Bonaccorso, S, Sodhi, M, Li, J, Bobo, WV, Chen, Y, Tumuklu, M, Theleritis, C, Jayathilake, K, Meltzer, HY
Bipolar disorders. 2015;(5):528-35
Abstract
OBJECTIVES We tested the hypothesis that a common functional variant in brain-derived neurotrophic factor (BDNF), Val66Met, which has been shown to be associated with increased body mass index (BMI) in schizophrenia (SCZ) and schizoaffective disorder (SAD), is also associated with antipsychotic-induced weight gain in bipolar disorder (BPD). Association of Val66Met with other metabolic measures, including high- and low-density cholesterol, triglycerides, total cholesterol, fasting blood glucose, and hemoglobin A1c, was also tested.

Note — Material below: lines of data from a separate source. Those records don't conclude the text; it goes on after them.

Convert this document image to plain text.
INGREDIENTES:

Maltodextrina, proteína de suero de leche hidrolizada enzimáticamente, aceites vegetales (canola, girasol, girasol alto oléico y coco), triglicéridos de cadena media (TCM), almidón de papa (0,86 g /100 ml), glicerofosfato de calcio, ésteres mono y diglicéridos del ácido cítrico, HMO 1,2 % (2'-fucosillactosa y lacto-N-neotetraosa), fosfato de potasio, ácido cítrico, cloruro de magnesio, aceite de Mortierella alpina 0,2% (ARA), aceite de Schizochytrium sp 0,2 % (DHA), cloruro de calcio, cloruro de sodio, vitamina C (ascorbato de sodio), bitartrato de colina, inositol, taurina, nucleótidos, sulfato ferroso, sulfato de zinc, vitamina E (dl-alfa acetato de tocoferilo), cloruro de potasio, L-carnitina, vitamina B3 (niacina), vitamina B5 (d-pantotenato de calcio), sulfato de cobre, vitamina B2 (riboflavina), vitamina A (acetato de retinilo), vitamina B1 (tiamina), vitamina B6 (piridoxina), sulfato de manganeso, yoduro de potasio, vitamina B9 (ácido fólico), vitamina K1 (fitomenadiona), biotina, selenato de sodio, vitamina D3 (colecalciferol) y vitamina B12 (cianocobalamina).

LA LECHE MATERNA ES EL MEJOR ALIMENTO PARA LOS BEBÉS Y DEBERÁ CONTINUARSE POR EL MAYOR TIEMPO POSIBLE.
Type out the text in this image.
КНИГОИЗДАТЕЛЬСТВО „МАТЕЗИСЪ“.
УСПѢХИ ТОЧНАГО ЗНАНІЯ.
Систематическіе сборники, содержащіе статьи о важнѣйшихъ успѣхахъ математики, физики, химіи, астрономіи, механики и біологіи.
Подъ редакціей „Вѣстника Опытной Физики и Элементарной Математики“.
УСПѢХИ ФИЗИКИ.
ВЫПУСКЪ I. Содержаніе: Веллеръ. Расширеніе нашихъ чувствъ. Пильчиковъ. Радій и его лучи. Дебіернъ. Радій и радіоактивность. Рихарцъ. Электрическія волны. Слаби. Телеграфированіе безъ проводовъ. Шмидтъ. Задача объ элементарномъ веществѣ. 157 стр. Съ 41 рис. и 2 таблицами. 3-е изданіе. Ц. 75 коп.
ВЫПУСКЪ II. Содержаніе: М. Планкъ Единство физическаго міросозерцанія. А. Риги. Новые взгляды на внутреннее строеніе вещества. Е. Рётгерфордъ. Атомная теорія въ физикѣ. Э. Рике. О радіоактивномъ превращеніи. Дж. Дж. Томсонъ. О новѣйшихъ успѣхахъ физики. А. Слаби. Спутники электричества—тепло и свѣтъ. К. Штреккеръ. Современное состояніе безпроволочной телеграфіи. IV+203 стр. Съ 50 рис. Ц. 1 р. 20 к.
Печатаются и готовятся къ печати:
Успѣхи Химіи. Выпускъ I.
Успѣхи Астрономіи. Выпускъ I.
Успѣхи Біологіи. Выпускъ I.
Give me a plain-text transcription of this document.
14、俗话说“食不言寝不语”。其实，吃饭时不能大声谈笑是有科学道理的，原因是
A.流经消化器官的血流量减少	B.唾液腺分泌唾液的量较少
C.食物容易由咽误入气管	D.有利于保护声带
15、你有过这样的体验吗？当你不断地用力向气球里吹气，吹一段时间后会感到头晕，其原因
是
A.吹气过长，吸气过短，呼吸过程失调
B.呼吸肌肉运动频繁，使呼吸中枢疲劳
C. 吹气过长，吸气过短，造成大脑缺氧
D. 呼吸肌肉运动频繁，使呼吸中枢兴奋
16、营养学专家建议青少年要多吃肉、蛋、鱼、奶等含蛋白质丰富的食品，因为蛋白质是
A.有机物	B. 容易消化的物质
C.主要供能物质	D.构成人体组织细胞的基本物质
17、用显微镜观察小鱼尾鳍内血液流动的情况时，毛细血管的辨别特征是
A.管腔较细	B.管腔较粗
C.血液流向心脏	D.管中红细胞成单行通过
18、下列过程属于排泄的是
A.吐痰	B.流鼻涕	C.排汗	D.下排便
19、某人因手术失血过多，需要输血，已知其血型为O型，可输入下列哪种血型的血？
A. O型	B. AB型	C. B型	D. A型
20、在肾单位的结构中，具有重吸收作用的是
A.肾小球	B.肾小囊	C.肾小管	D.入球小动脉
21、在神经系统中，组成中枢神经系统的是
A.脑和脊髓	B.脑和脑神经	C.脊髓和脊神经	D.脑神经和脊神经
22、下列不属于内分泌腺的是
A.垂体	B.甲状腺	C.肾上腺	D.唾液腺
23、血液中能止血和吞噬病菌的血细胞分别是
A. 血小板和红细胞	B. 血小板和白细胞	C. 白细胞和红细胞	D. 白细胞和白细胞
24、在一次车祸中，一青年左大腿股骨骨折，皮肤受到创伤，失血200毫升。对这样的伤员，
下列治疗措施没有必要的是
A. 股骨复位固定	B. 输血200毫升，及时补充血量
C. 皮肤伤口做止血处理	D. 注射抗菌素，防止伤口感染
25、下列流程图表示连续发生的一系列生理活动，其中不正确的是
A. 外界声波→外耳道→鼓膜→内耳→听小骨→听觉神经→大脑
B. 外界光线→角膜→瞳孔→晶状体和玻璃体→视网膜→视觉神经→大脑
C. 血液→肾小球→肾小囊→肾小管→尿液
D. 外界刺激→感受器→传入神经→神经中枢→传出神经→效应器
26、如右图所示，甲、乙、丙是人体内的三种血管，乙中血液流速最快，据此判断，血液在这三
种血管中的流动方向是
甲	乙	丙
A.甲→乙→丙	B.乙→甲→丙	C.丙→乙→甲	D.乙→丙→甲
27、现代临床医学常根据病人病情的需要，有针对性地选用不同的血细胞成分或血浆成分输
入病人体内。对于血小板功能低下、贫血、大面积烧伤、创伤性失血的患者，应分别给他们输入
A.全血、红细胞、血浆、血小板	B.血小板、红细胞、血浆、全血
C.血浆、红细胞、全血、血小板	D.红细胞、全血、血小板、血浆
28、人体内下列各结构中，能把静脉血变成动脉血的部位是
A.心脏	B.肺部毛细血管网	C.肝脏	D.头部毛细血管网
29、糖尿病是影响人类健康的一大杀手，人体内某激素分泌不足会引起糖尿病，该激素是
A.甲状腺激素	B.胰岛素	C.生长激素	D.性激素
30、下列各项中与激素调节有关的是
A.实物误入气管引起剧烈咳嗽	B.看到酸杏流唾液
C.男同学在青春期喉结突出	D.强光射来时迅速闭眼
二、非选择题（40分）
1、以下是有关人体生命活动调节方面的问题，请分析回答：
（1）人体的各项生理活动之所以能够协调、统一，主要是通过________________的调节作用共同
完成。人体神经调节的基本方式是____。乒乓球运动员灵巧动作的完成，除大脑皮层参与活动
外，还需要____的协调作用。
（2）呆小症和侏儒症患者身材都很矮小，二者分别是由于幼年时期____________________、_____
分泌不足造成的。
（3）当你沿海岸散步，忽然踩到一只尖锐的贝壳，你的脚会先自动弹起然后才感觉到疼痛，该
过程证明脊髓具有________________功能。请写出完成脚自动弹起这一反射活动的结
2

METHODS This was a 12-month, prospective, randomized trial of two atypical antipsychotic drugs (APDs) with moderate (risperidone) or high (olanzapine) risk to cause weight gain. Subjects were diagnosed as having BPD (n = 90) and SCZ or SAD (n = 76). RESULTS BMI was significantly greater in all diagnoses for Met66 allele carriers at six months (p = 0.01). Met66 carriers with BPD showed a greater increase in the triglycerides/high-density (HDL) cholesterol ratio (p = 0.01), a key marker for metabolic syndrome related to insulin resistance, and log-triglycerides (p = 0.04), after three or six months of treatment. Met66 carriers had the greatest increase in log-triglycerides (p = 0.03) and triglycerides/HDL cholesterol ratio after three months of treatment with risperidone (p = 0.003), and the highest BMI at six months (p = 0.01). CONCLUSIONS The positive association of BNDF Val66Met with high BMI values replicates previous findings in patients with SCZ and indicates the BDNF Val66Met genotype as a potential risk factor for obesity and insulin resistance measures in patients with BPD receiving antipsychotics as well.